Las Voces en la Quebrada
Era la quebrada tan profunda, que, arrojada una piedra, se la perdía de vista y no se la oía caer. Por las abruptas paredes escabrosas, donde anidaban cóndores y jotes, trepaba una espesura de tabaquillos. Abajo, el caudaloso río no era más que un delgado y sinuoso hilo de agua, que espejeaba, resplandeciente. Achala, desde un inmenso peñasco que, soberbio, lo más alto de la quebrada coronaba, a uno y otro lado, el horizonte oteaba, extasiado. Todo era azul: el cielo, el río, la quebrada. A lo lejos, unos cerros campeaban tan altos, que en cielo estaban teñidos, y nevados de blancas nubes, que se dilataban, hasta perderse de vista, en un blanco mar. De cuando en cuando, el viento traía, de lo profundo de la quebrada, un airecillo ligeramente fragante y rumoroso de agua.

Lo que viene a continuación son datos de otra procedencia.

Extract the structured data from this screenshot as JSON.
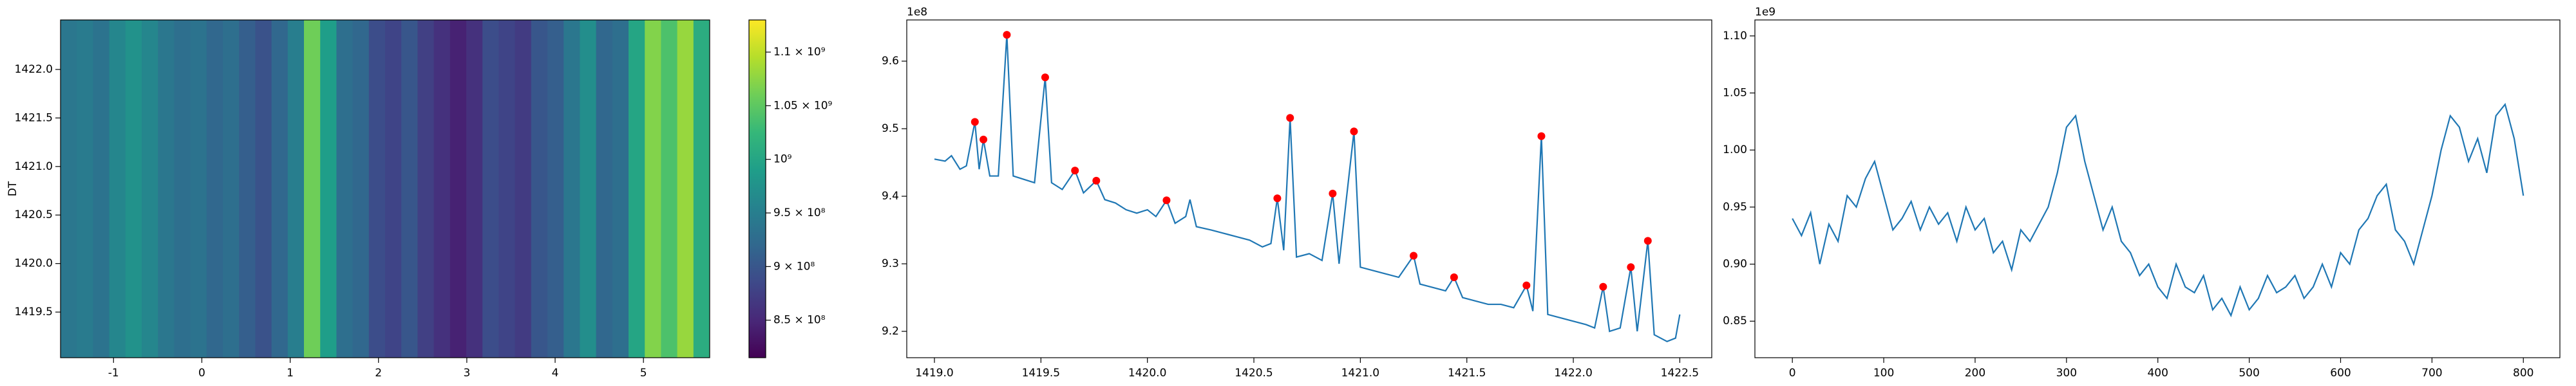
{
  "chart_data": [
    {
      "type": "heatmap",
      "ylabel": "DT",
      "xlim": [
        -1.6,
        5.75
      ],
      "xticks": [
        -1,
        0,
        1,
        2,
        3,
        4,
        5
      ],
      "ylim": [
        1419.03,
        1422.51
      ],
      "yticks": [
        1419.5,
        {
          "value": 1420,
          "label": "1420.0"
        },
        1420.5,
        {
          "value": 1421,
          "label": "1421.0"
        },
        1421.5,
        {
          "value": 1422,
          "label": "1422.0"
        }
      ],
      "x_edges": [
        -1.6,
        -1.41625,
        -1.2325,
        -1.04875,
        -0.865,
        -0.68125,
        -0.4975,
        -0.31375,
        -0.13,
        0.05375,
        0.2375,
        0.42125,
        0.605,
        0.78875,
        0.9725,
        1.15625,
        1.34,
        1.52375,
        1.7075,
        1.89125,
        2.075,
        2.25875,
        2.4425,
        2.62625,
        2.81,
        2.99375,
        3.1775,
        3.36125,
        3.545,
        3.72875,
        3.9125,
        4.09625,
        4.28,
        4.46375,
        4.6475,
        4.83125,
        5.015,
        5.19875,
        5.3825,
        5.56625,
        5.75
      ],
      "values": [
        940000000,
        945000000,
        935000000,
        960000000,
        975000000,
        960000000,
        940000000,
        930000000,
        935000000,
        920000000,
        930000000,
        910000000,
        895000000,
        920000000,
        950000000,
        1060000000,
        990000000,
        930000000,
        920000000,
        890000000,
        880000000,
        900000000,
        875000000,
        860000000,
        845000000,
        860000000,
        890000000,
        880000000,
        870000000,
        900000000,
        910000000,
        940000000,
        970000000,
        920000000,
        930000000,
        1000000000,
        1070000000,
        1040000000,
        1080000000,
        1010000000
      ],
      "clim": [
        815000000,
        1130000000
      ],
      "colormap": [
        "#440154",
        "#482878",
        "#3e4989",
        "#31688e",
        "#26828e",
        "#1f9e89",
        "#35b779",
        "#6ece58",
        "#b5de2b",
        "#fde725"
      ],
      "colorbar_ticks": [
        {
          "value": 850000000,
          "label": "8.5 × 10⁸"
        },
        {
          "value": 900000000,
          "label": "9 × 10⁸"
        },
        {
          "value": 950000000,
          "label": "9.5 × 10⁸"
        },
        {
          "value": 1000000000,
          "label": "10⁹"
        },
        {
          "value": 1050000000,
          "label": "1.05 × 10⁹"
        },
        {
          "value": 1100000000,
          "label": "1.1 × 10⁹"
        }
      ]
    },
    {
      "type": "line",
      "offset_label": "1e8",
      "xlim": [
        1418.87,
        1422.65
      ],
      "xticks": [
        {
          "value": 1419,
          "label": "1419.0"
        },
        1419.5,
        {
          "value": 1420,
          "label": "1420.0"
        },
        1420.5,
        {
          "value": 1421,
          "label": "1421.0"
        },
        1421.5,
        {
          "value": 1422,
          "label": "1422.0"
        },
        1422.5
      ],
      "ylim": [
        9.161,
        9.661
      ],
      "yticks": [
        9.2,
        9.3,
        9.4,
        9.5,
        9.6
      ],
      "series": [
        {
          "color": "#1f77b4",
          "mode": "line",
          "x": [
            1419.0,
            1419.05,
            1419.08,
            1419.12,
            1419.15,
            1419.19,
            1419.21,
            1419.23,
            1419.26,
            1419.3,
            1419.34,
            1419.37,
            1419.42,
            1419.47,
            1419.52,
            1419.55,
            1419.6,
            1419.66,
            1419.7,
            1419.76,
            1419.8,
            1419.85,
            1419.9,
            1419.95,
            1420.0,
            1420.04,
            1420.09,
            1420.13,
            1420.18,
            1420.2,
            1420.23,
            1420.3,
            1420.36,
            1420.42,
            1420.48,
            1420.54,
            1420.58,
            1420.61,
            1420.64,
            1420.67,
            1420.7,
            1420.76,
            1420.82,
            1420.87,
            1420.9,
            1420.97,
            1421.0,
            1421.06,
            1421.12,
            1421.18,
            1421.25,
            1421.28,
            1421.34,
            1421.4,
            1421.44,
            1421.48,
            1421.54,
            1421.6,
            1421.66,
            1421.72,
            1421.78,
            1421.81,
            1421.85,
            1421.88,
            1421.94,
            1422.0,
            1422.06,
            1422.1,
            1422.14,
            1422.17,
            1422.22,
            1422.27,
            1422.3,
            1422.35,
            1422.38,
            1422.44,
            1422.48,
            1422.5
          ],
          "values": [
            9.455,
            9.452,
            9.46,
            9.44,
            9.445,
            9.51,
            9.44,
            9.484,
            9.43,
            9.43,
            9.639,
            9.43,
            9.425,
            9.42,
            9.576,
            9.42,
            9.41,
            9.438,
            9.405,
            9.423,
            9.395,
            9.39,
            9.38,
            9.375,
            9.38,
            9.37,
            9.394,
            9.36,
            9.37,
            9.395,
            9.355,
            9.35,
            9.345,
            9.34,
            9.335,
            9.325,
            9.33,
            9.397,
            9.32,
            9.516,
            9.31,
            9.315,
            9.305,
            9.404,
            9.3,
            9.496,
            9.295,
            9.29,
            9.285,
            9.28,
            9.312,
            9.27,
            9.265,
            9.26,
            9.28,
            9.25,
            9.245,
            9.24,
            9.24,
            9.235,
            9.268,
            9.23,
            9.489,
            9.225,
            9.22,
            9.215,
            9.21,
            9.205,
            9.266,
            9.2,
            9.205,
            9.295,
            9.2,
            9.334,
            9.195,
            9.185,
            9.19,
            9.225
          ]
        },
        {
          "color": "#ff0000",
          "mode": "markers",
          "x": [
            1419.19,
            1419.23,
            1419.34,
            1419.52,
            1419.66,
            1419.76,
            1420.09,
            1420.61,
            1420.67,
            1420.87,
            1420.97,
            1421.25,
            1421.44,
            1421.78,
            1421.85,
            1422.14,
            1422.27,
            1422.35
          ],
          "values": [
            9.51,
            9.484,
            9.639,
            9.576,
            9.438,
            9.423,
            9.394,
            9.397,
            9.516,
            9.404,
            9.496,
            9.312,
            9.28,
            9.268,
            9.489,
            9.266,
            9.295,
            9.334
          ]
        }
      ]
    },
    {
      "type": "line",
      "offset_label": "1e9",
      "xlim": [
        -41,
        840
      ],
      "xticks": [
        0,
        100,
        200,
        300,
        400,
        500,
        600,
        700,
        800
      ],
      "ylim": [
        0.818,
        1.114
      ],
      "yticks": [
        0.85,
        {
          "value": 0.9,
          "label": "0.90"
        },
        0.95,
        {
          "value": 1,
          "label": "1.00"
        },
        1.05,
        {
          "value": 1.1,
          "label": "1.10"
        }
      ],
      "series": [
        {
          "color": "#1f77b4",
          "mode": "line",
          "x": [
            0,
            10,
            20,
            30,
            40,
            50,
            60,
            70,
            80,
            90,
            100,
            110,
            120,
            130,
            140,
            150,
            160,
            170,
            180,
            190,
            200,
            210,
            220,
            230,
            240,
            250,
            260,
            270,
            280,
            290,
            300,
            310,
            320,
            330,
            340,
            350,
            360,
            370,
            380,
            390,
            400,
            410,
            420,
            430,
            440,
            450,
            460,
            470,
            480,
            490,
            500,
            510,
            520,
            530,
            540,
            550,
            560,
            570,
            580,
            590,
            600,
            610,
            620,
            630,
            640,
            650,
            660,
            670,
            680,
            690,
            700,
            710,
            720,
            730,
            740,
            750,
            760,
            770,
            780,
            790,
            800
          ],
          "values": [
            0.94,
            0.925,
            0.945,
            0.9,
            0.935,
            0.92,
            0.96,
            0.95,
            0.975,
            0.99,
            0.96,
            0.93,
            0.94,
            0.955,
            0.93,
            0.95,
            0.935,
            0.945,
            0.92,
            0.95,
            0.93,
            0.94,
            0.91,
            0.92,
            0.895,
            0.93,
            0.92,
            0.935,
            0.95,
            0.98,
            1.02,
            1.03,
            0.99,
            0.96,
            0.93,
            0.95,
            0.92,
            0.91,
            0.89,
            0.9,
            0.88,
            0.87,
            0.9,
            0.88,
            0.875,
            0.89,
            0.86,
            0.87,
            0.855,
            0.88,
            0.86,
            0.87,
            0.89,
            0.875,
            0.88,
            0.89,
            0.87,
            0.88,
            0.9,
            0.88,
            0.91,
            0.9,
            0.93,
            0.94,
            0.96,
            0.97,
            0.93,
            0.92,
            0.9,
            0.93,
            0.96,
            1.0,
            1.03,
            1.02,
            0.99,
            1.01,
            0.98,
            1.03,
            1.04,
            1.01,
            0.96
          ]
        }
      ]
    }
  ]
}
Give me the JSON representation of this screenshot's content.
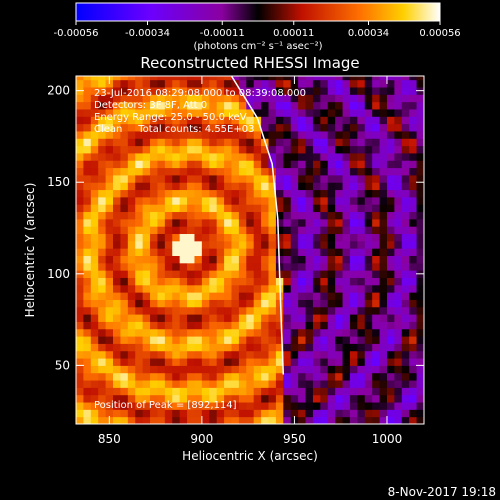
{
  "chart_data": {
    "type": "heatmap",
    "title": "Reconstructed RHESSI Image",
    "xlabel": "Heliocentric X (arcsec)",
    "ylabel": "Heliocentric Y (arcsec)",
    "xlim": [
      832,
      1020
    ],
    "ylim": [
      18,
      208
    ],
    "x_ticks": [
      850,
      900,
      950,
      1000
    ],
    "y_ticks": [
      50,
      100,
      150,
      200
    ],
    "colorbar": {
      "ticks": [
        "-0.00056",
        "-0.00034",
        "-0.00011",
        "0.00011",
        "0.00034",
        "0.00056"
      ],
      "range": [
        -0.00056,
        0.00056
      ],
      "unit_label": "(photons cm⁻² s⁻¹ asec⁻²)"
    },
    "annotations": [
      "23-Jul-2016 08:29:08.000 to 08:39:08.000",
      "Detectors: 3F 8F, Att 0",
      "Energy Range: 25.0 - 50.0 keV",
      "Clean     Total counts: 4.55E+03"
    ],
    "peak_label": "Position of Peak = [892,114]",
    "peak": [
      892,
      114
    ],
    "limb_curve": [
      [
        916,
        208
      ],
      [
        930,
        185
      ],
      [
        938,
        160
      ],
      [
        941,
        130
      ],
      [
        942,
        100
      ],
      [
        943,
        70
      ],
      [
        944,
        45
      ]
    ],
    "grid": false,
    "legend": "colorbar-top"
  },
  "footer": {
    "timestamp": "8-Nov-2017 19:18"
  },
  "colors": {
    "background": "#000000",
    "axes": "#ffffff",
    "limb": "#ffffff"
  }
}
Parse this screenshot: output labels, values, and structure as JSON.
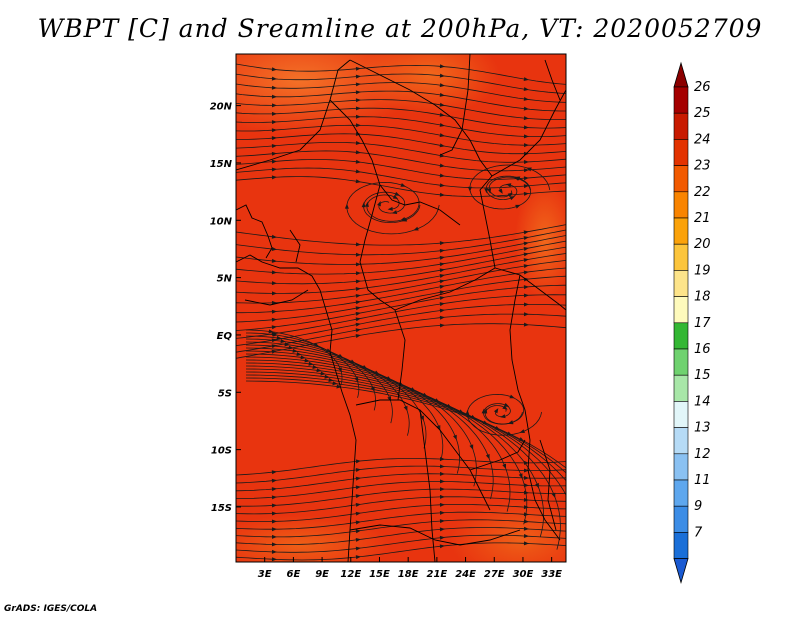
{
  "title": "WBPT [C] and Sreamline at 200hPa, VT: 2020052709",
  "credit": "GrADS: IGES/COLA",
  "map": {
    "lon_labels": [
      "3E",
      "6E",
      "9E",
      "12E",
      "15E",
      "18E",
      "21E",
      "24E",
      "27E",
      "30E",
      "33E"
    ],
    "lon_values": [
      3,
      6,
      9,
      12,
      15,
      18,
      21,
      24,
      27,
      30,
      33
    ],
    "lat_labels": [
      "20N",
      "15N",
      "10N",
      "5N",
      "EQ",
      "5S",
      "10S",
      "15S"
    ],
    "lat_values": [
      20,
      15,
      10,
      5,
      0,
      -5,
      -10,
      -15
    ],
    "lon_range": [
      0,
      34.5
    ],
    "lat_range": [
      -19.8,
      24.5
    ],
    "shading_color": "#e8340f"
  },
  "colorbar": {
    "labels": [
      "26",
      "25",
      "24",
      "23",
      "22",
      "21",
      "20",
      "19",
      "18",
      "17",
      "16",
      "15",
      "14",
      "13",
      "12",
      "11",
      "9",
      "7"
    ],
    "colors": [
      "#a50000",
      "#c81a00",
      "#e33300",
      "#f25a00",
      "#f98400",
      "#fba20a",
      "#fcc53c",
      "#fde48a",
      "#fefabc",
      "#33b733",
      "#6fd26f",
      "#a8e7a8",
      "#e2f6f9",
      "#b6dbf6",
      "#8ac1f2",
      "#5ea7ee",
      "#3c8de6",
      "#1a6fd8"
    ],
    "top_arrow": "#8b0000",
    "bottom_arrow": "#1a5ad2"
  }
}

Achala, ebrio de inmensidad, de infinito, de altura, cercando la boca con las manos, de lo hondo de su alma, dio voces. Hubo un breve instante en el que se dejaron de oír, y luego respondieron, repetidas en largos ecos, quebrada abajo, hasta apagarse.
Se hizo un silencio insondable, un vacío que nada llenaba.